4) Provisions Regarding Nursing Mothers
The Act allows nursing mothers to take a break every time they need to express breast milk and requires employers to provide a location, other than a bathroom, where nursing mothers may express milk. Nursing mothers have up to one year after their child’s birth to take such breaks.
Employers of fewer than 50 employees are exempt from these requirements if they can prove that compliance would "impose an undue hardship by causing the employer significant difficulty or expense."
5) Caution Regarding Entering Into Collective Bargaining Agreements That Extend Into 2014
The Act will radically change the universe for employers, health care plans, employees and insureds beginning January 1, 2014. Congress left many of the details of how this universe will change up to federal regulations which have yet to be written and which are unlikely to be written for years.
These regulations may change an employer’s health care costs beginning in 2014. But it is impossible to know today whether and how this will happen.

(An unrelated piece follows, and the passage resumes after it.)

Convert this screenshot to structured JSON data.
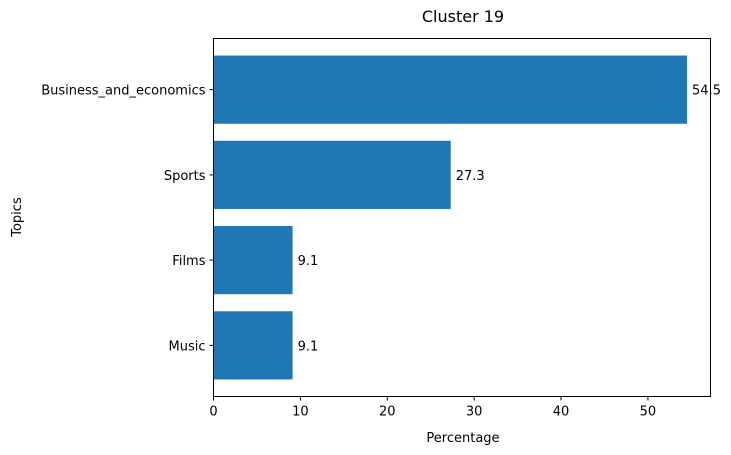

Employers are urged to be cautious about entering into collective bargaining agreements that extend into 2014 until they have more information about how their employee costs will be affected.
6) Medicare Part D Subsidy
The Act also changed the tax treatment of Medicare Part D subsidies beginning in 2013 for employers providing retiree prescription drug benefits. This tax change may affect today an employer’s FAS 106 liability for providing post-retirement benefits. Employers affected by this change may wish to consult with their actuaries to determine whether their FAS 106 liabilities need to be increased to reflect this new tax treatment.